Einige werden sich sicher fragen, warum man sich überhaupt die Arbeit macht um Haken selber zu binden. Bevor ich nun aber alle Vorteile aufzähle, möchte ich mit dem einzigen Nachteil anfangen:

Das selber binden nimmt mehr Zeit in Anspruch als fertig gebundene Haken zu kaufen.

Vorteile selbstgebundener Haken

Für mich ist der größte Vorteil an selbstgebundenen Haken, dass ich völlig frei entscheiden kann welche Hakengröße, Schnurstärke und Vorfachlänge miteinander kombiniert werden sollen! So lässt sich das Vorfach ganz exakt auf das beangelte Gewässer sowie die gewünschten Zielfische abstimmen, ohne irgendeinen Kompromiss eingehen zu müssen. Der zweite, auch nicht unwesentliche Vorteil besteht in der Qualität selbstgebundener Vorfächer. Ich weiß ganz exakt welche Schnur und welchen Haken ich "verbaut" habe und weiß was dem Material zuzumuten ist.

 

Natürlich ist das Selberbinden auch günstiger. Dazu ein kleines Rechenbeispiel:

 

Vorfächer kaufen:

Vorfachhaken (10 Stück) 2,00 € (durchschnittlicher Preis)

Preis pro Vorfach samt Haken: 0,20 €

 

Vorfächer selber binden:

Haken lose (gleicher Hakentyp wie bei Fertigvorfächern) 25 Stück: 2,80 €

Vorfachschnur: 300m , 0,18er hochwertige monofile Schnur: 9,50€ ergibt ca. 370 Vorfächer.
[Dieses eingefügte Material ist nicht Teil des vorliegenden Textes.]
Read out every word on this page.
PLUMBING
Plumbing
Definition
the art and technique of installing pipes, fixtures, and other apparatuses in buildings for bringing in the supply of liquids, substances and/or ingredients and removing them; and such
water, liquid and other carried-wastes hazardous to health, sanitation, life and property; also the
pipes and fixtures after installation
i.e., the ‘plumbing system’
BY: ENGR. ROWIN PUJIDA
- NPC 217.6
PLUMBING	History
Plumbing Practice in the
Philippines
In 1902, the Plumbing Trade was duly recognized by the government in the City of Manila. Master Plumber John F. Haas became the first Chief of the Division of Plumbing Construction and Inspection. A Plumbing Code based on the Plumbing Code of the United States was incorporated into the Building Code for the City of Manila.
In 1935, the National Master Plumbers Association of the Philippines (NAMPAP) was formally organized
Preis pro Vorfach samt Haken: 0,14 €

 

Man sieht: Es lassen sich auf eine Angelsaison gerechnet durchaus ein paar Euro einsparen.

Richtig interessant wird es aber, wenn die Vorfächer die man selber baut komplexer werden. Naturködervorfächer zum Meeresangeln, Wallervorfächer, Doppelhaken-Systeme für Hecht, Haar-Vorfächer usw. Hier kann man dann wirklich deutlich sparen und hat immernoch den Vorteil, dass man wirklich hochwertiges Material verwenden kann.

 

Die richtige Vorfachschnur zum selberbinden

haken binden01

Vorweg erstmal eine gute Nachricht. Im Vergleich zu meiner Anfangszeit als Angler in den 1980er Jahren, sind die Schnüre heutzutage in der Breite viel besser geworden. Die Chance "voll daneben" zu greifen ist mittlerweile recht gering geworden. Tragkraft, UV-Beständigkeit, Abriebfestigkeit in all diesen Kategorien haben sich die Schnüre verbessert.

Monofil vs. Fluorocarbon vs. Geflechtschnur

  • Monfilschnur: In den allermeisten Fällen, eignet sich eine Monofilschnur sehr gut als Vorfachschnur. Entscheidend ist aber nicht nur die aufgedruckte, lineare Tragkraft sondern auch die Knotenfestigkeit. Monofile Schnüre haben eine gewisse Dehnung die sich beim Knotenbinden sehr positiv auswirkt. Die Knoten lassen sich dadurch  gut "anziehen" und halten auch gut. Grundsätzlich ist es empfehlenswert (nicht nur bei monofilen Schnüren) die Knoten vor dem Zusammenziehen etwas mit Spucke zu befeuchten, dies verhindert dass die Schnur durch die beim Zusammenziehen entstehende Reibung beschädigt wird. Es werden weichere und steifere monofile Schnüre angeboten, die weicheren haben meist etwas mehr Dehnung und lassen sich etwas schöner knoten - aus den etwas steiferen Schnüren lassen sich dafür Vorfächer bauen die weniger anfällig gegen Verwicklungen sind. Den richtigen Kompromiss muss jeder selber finden.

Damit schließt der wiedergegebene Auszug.